"jungkook bir bebeği susturmak bu kadar zor olmamalı!" oturduğum koltuktan doğrulup elimdeki su şişesini masaya bıraktım.
bebek odasının bulunduğu yere yürümeye başladım. Jin ve Jisoo bebeklerini bize emanet etmişlerdi. evet bebeklerini. bizden hemen bir yıl sonra BTS'de dağılmıştı. böylelikle daha çok buşuşmaya başlamıştık ve aramızdan bir kaç kişi daha yakınlaşmıştı. Suga ve J-hope karavan alıp dünya turuna çıkmışlardı. namjoon'da hayatının aşkını bulduğunu düşünüp Hwasa ile fransaya taşınmışlardı ki bencede hayatının aşkını bulmuştu. birbirlerini tamamlamışlardı.

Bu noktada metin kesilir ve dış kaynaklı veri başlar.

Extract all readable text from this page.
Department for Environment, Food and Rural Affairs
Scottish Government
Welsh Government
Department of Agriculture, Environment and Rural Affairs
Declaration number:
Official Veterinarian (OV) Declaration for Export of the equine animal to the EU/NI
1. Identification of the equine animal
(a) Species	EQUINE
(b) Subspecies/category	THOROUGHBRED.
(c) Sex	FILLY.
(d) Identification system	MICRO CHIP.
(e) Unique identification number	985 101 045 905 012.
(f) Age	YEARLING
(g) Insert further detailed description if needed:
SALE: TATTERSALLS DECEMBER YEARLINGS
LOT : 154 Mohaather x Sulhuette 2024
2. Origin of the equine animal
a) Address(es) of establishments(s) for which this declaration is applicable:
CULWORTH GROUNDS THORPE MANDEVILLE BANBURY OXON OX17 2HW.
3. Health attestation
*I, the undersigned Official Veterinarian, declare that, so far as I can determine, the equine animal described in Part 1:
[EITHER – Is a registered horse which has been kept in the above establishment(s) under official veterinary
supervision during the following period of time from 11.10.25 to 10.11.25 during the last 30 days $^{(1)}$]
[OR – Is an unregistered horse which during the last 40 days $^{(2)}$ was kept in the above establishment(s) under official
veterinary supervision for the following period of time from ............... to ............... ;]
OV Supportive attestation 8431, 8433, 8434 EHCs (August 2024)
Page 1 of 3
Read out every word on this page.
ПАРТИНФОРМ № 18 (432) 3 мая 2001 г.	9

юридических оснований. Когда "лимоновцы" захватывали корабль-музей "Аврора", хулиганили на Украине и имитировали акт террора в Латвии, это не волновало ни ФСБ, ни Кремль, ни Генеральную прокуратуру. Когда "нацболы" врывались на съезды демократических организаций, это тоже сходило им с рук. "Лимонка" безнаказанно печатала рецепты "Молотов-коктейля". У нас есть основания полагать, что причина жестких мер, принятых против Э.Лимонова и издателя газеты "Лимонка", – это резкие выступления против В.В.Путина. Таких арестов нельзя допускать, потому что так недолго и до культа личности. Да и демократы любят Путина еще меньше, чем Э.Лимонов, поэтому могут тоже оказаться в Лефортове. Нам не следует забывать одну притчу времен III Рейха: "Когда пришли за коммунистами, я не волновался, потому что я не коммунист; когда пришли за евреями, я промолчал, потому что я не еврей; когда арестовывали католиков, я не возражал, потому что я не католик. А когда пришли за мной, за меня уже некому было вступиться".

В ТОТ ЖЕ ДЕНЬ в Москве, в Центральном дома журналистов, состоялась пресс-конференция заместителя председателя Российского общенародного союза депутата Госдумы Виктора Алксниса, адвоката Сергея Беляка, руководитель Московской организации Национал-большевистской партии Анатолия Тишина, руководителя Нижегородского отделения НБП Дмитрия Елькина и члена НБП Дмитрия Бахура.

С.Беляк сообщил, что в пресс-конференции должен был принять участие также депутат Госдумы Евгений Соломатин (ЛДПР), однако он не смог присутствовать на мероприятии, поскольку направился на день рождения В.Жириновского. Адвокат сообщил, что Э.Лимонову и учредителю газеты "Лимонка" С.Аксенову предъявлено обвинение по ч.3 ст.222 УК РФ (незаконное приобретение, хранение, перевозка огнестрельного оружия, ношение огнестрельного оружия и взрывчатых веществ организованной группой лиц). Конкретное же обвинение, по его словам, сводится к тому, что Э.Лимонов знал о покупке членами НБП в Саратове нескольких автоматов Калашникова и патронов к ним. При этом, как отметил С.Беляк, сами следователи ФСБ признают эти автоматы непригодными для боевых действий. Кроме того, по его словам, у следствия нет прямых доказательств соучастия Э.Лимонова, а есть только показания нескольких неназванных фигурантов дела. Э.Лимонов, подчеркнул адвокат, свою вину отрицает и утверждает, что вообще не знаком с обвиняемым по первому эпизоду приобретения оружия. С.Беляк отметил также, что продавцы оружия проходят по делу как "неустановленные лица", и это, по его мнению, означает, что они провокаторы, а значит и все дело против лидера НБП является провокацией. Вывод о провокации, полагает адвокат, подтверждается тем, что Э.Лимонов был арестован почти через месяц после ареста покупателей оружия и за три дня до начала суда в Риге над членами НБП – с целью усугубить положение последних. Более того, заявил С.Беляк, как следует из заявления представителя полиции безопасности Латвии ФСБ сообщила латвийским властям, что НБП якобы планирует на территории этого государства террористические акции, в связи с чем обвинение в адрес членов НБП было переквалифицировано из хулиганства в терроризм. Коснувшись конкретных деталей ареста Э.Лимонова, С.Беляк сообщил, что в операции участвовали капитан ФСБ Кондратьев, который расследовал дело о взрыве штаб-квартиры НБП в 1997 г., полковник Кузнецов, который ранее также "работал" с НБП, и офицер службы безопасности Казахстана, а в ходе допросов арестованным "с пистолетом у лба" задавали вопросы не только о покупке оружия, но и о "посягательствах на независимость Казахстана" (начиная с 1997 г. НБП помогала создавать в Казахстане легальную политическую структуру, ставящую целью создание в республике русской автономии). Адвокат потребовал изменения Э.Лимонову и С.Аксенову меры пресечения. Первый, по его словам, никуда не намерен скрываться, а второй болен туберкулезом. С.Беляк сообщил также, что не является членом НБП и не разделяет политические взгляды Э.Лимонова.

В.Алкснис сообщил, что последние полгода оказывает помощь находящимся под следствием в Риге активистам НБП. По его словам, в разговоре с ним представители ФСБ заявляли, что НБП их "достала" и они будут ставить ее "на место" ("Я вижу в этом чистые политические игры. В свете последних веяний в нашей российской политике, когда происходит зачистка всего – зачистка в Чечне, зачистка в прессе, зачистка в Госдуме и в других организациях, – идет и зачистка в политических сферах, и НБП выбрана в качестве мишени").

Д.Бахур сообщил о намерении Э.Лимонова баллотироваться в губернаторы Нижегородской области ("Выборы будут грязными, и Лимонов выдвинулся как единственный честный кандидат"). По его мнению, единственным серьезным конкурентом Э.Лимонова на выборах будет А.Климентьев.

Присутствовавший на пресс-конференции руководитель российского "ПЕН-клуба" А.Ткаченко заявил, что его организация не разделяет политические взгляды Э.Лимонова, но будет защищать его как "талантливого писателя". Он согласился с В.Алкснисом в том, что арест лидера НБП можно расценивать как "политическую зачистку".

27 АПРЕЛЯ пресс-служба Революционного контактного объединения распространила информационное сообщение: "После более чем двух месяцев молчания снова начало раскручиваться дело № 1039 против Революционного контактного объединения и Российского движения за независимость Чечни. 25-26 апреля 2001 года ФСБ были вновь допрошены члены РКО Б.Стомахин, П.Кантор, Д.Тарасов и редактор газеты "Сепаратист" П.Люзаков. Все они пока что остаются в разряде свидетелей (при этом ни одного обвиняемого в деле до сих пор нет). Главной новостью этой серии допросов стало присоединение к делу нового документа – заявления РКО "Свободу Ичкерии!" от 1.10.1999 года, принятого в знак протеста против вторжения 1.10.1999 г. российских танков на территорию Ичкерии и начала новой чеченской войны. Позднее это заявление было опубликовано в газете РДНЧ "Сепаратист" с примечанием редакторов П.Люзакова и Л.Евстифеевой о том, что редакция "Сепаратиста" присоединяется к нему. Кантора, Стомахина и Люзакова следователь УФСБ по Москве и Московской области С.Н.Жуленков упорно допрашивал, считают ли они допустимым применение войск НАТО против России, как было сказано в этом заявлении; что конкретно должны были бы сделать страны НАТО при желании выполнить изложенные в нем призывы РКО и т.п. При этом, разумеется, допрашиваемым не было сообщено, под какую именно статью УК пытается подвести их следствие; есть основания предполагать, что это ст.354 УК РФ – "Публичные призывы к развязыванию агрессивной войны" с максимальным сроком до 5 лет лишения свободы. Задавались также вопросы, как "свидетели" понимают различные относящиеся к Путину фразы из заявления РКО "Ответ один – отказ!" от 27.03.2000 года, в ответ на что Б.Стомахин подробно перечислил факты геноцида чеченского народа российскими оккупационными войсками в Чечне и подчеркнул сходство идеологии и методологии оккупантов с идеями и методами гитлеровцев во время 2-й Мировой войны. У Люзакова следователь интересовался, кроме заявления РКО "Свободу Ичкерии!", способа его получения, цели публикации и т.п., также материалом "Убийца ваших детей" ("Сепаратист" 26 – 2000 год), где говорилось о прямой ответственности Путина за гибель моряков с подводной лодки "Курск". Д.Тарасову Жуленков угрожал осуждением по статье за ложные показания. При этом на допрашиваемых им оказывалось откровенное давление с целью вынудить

Jin ve Jisoo hepimizi aşıp evlenmişlerdi bile. aramızda en çok birbirine kişilik olarak da tip olarak da benzeyen onlardı. Jimin ve Rose sevgili olup 8 ay sonra ayrıldılar. bence hâlâ birbirlerini seviyorlar. Taehyung ve Jennie en sakin çiftimizdi. kavga ve gürültüsüz güzelce ilişkilerini sürdürüyorlardı.
ben ve Jungkook'da bir gelişme yokdu. normalce geçiriyorduk günlerimizi.
"lisa lütfen al şu bebeği susmuyor bir türlü! kafayı yiyeceğim." elindeki bebeği bana uzattı. ufak bir kahkaha atıp bebeği kucağından dikkatlice aldım.
"jiwoo, güzelim. sakin ol. anne gelecek birtanem." kafasını omzuma yaslayıp ağlamasını dindirmek için sırtını okşamaya başladım. "eline yakıştı bizde mi bir tane yapsak?" Jungkook sırıtarak konuşmuştu. bakışlarımı ona çevirdim. "çocuğun yanında şöyle konuşmasana!"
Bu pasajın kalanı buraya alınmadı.